L'Amy Winehouse per soli fan e un Woody Allen che di risate non ne strappa nemmeno una
Cannes. IRRATIONAL MAN di Woody Allen, con Joaquin Phoenix (fuori concorso)
I film di Woody Allen si presentano (almeno) due volte, la prima come fragrante soufflé caldo di forno, la seconda come minestra riscaldata. Qui siamo a tre, essendo i precedenti “Crimini e misfatti” (anno 1989) e “Match Point” (anno 2005). Ormani sulla ricomparsa di “Delitto e castigo”, appoggiato su un tavolinetto, bisognerebbe mettere una moratoria. Il professore di filosofia Joaquin Phoenix incanta le studentesse e le mogli dei colleghi con il suo male di vivere, anche questo un po’ di risulta. I guai cominciano quando decide di passare all’azione per rendere il mondo un posto migliore (il volontariato per i bambini poveri, con l’egoismo di chi usa le sofferenze altrui per alleviare la propria, non aveva fornito il conforto sperato). Meglio del Viagra, anche a raggio più ampio: “Mamma, mamma, finalmente la vita ha un senso!”. Il mestiere è tanto, gli attori sono bravi, ma non scappa una risata vera che sia una.
AMY di Asif Kapadia (fuori concorso)
Le prime canzoni Amy Winehouse le scrive sul quaderno a righe, con i cuoricini al posto dei puntini sulle i. Poi i cuoricini spariscono, la ragazzotta inglese comincia ad avere successo, si fa il trucco da pantera e certe cotonature che la alzano di trenta centimetri.
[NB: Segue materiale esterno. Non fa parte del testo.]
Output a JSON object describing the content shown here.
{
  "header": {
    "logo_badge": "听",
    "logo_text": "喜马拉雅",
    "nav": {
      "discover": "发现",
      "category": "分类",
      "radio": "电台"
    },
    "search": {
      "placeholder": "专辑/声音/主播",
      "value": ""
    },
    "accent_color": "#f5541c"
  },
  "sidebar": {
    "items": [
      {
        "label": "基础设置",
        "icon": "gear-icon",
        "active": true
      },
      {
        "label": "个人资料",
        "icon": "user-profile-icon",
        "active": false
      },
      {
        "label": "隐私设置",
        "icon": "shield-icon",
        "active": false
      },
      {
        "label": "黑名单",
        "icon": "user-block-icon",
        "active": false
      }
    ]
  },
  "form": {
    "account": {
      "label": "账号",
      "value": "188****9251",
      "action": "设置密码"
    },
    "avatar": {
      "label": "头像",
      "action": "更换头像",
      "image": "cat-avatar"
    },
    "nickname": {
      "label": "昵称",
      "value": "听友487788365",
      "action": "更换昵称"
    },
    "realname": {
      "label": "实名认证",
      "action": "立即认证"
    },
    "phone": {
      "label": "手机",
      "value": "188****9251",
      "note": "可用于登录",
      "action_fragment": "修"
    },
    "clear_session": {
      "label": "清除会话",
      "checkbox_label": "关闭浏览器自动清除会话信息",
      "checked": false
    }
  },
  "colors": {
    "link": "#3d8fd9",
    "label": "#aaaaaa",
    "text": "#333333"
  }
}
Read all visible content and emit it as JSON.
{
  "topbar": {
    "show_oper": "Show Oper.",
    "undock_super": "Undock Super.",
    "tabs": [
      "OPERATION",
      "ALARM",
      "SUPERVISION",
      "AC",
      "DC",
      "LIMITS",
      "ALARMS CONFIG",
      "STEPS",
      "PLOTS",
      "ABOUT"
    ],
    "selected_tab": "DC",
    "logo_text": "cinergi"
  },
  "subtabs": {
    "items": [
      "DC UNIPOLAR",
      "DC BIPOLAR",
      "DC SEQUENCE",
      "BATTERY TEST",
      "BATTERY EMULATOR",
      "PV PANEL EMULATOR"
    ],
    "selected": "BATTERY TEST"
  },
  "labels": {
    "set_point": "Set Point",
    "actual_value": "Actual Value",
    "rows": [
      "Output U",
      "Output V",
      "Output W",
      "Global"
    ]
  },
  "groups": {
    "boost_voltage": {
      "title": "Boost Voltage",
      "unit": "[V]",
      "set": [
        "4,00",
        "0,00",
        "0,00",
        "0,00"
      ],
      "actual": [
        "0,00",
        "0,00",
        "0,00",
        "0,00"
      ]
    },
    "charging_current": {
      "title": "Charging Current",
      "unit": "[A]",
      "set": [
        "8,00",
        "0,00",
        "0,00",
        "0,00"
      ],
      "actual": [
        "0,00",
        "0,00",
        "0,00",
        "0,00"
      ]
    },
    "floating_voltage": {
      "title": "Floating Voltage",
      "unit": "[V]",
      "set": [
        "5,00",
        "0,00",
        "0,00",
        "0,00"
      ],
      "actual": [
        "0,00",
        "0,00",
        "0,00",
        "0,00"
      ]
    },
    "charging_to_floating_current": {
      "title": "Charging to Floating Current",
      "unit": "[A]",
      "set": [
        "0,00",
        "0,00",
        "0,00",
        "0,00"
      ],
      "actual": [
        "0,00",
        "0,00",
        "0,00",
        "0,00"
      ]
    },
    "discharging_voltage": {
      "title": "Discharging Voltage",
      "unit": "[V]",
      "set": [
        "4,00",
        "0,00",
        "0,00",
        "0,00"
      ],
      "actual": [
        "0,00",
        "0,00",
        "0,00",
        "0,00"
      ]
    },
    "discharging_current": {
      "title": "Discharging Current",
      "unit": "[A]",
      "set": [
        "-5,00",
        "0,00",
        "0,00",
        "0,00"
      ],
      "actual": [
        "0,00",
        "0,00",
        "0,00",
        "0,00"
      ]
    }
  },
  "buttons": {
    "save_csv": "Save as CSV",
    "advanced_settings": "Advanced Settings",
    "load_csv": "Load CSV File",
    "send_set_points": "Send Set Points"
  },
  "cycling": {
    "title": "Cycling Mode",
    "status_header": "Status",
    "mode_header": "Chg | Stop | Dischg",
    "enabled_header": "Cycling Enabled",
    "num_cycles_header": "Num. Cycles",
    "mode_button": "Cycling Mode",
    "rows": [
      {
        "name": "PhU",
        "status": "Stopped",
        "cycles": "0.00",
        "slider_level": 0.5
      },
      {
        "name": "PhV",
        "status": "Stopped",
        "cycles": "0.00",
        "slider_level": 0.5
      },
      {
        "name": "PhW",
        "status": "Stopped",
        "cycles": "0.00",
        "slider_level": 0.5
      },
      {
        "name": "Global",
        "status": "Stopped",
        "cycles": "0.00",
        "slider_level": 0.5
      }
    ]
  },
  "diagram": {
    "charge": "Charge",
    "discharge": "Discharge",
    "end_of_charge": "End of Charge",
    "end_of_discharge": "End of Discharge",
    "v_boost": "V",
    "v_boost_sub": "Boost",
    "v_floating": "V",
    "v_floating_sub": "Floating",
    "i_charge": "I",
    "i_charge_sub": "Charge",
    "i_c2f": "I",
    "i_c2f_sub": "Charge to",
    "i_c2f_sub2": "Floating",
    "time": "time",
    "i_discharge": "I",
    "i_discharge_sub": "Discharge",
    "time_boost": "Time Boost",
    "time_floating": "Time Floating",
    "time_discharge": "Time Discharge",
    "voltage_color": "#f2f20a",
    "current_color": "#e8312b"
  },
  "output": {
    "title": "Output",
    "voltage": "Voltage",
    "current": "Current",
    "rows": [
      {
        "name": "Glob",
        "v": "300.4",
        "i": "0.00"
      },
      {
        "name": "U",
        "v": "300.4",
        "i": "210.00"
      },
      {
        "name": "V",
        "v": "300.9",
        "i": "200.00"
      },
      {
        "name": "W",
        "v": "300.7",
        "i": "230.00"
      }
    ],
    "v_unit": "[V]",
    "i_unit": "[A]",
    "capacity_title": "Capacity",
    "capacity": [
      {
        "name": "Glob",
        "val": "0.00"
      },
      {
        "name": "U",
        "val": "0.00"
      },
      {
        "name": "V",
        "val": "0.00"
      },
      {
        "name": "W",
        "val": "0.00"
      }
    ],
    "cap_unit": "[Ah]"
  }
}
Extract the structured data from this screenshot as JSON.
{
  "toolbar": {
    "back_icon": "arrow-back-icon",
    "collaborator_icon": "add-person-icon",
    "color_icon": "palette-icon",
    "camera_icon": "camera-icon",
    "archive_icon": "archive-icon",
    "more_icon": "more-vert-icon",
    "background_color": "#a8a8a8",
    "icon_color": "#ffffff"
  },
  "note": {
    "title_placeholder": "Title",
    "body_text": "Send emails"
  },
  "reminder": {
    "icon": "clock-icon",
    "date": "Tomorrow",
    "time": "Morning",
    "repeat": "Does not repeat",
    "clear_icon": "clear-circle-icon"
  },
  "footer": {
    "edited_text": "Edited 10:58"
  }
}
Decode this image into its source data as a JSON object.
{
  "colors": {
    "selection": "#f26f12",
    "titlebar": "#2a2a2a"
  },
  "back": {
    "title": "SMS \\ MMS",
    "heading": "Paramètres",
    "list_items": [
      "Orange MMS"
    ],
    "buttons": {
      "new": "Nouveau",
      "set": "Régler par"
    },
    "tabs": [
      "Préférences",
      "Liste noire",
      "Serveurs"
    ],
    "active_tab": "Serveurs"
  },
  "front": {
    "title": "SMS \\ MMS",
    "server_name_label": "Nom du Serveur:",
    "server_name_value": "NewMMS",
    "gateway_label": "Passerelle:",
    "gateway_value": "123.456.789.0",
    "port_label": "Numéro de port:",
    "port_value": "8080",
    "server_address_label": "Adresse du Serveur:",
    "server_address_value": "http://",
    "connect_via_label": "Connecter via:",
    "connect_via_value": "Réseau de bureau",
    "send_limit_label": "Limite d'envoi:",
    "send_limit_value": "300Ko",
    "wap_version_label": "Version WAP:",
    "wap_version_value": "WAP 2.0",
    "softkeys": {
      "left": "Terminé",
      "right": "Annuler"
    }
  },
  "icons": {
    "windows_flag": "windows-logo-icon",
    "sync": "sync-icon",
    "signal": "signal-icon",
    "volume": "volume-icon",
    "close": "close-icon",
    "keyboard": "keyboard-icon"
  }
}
Sapendo come è finita – il 23 luglio 2011 – aspettiamo che entrino in scena il marito, le droghe, i genitori. Se non altro per capire come mai la famiglia - che aveva arruolato Asif Kapadia per girare il documentario, fornendo le foto e i filmini casalinghi - adesso minaccia di denunciare il regista. Dopo Cannes, un po’ di pubblicità è comunque gradita. Tra una canzone e l’altra – secondo Kapadia il diario preciso delle delusioni amorose – parlano amici e conoscenti, ed è una gara a dire “come è potuto succedere?”. Mezz’ora di meno e un montaggio migliore avrebbero reso il documentario più adatto a un Festival e non al Fan Club.
THE SEA OF TREES di Gus van Sant, con Matthew McConaughey (concorso)
Viaggio di sola andata dal Massachusetts al Giappone. Ormai Matthew McConaughey è talmente entrato in modalità “di che crepo stavolta?” che quando sull’aereo rifiuta il pranzo pensiamo già al peggio. Meta della gita: Aokigahara, detta anche la foresta dei suicidi (avverte il cartello sulla staccionata: “ripensateci, siete ancora in tempo”). Sta per ingoiare le pillole portate da casa - e intanto noi a chiederci cosa succederà dopo, magari è un film di zombie – che arriva Ken Watanabe. In apparenza, un suicida che ci ha ripensato, si è perso, gira malconcio cercando di uscire dal mare d’alberi. Matthew mette via le pillole e lo aiuta, parte un altro film che sembra “Into the Wild”. Poi i flashback – matrimonio infelice con Naomi Watts, grave malattia superata, tremenda sfiga nel ritorno dall’ospedale a casa, dovete sapere tutto per misurare il disastro – virano verso “Le parole che non ti ho detto”, o altro romanzetto che aiuti a superare il lutto chiacchierando con i cari estinti.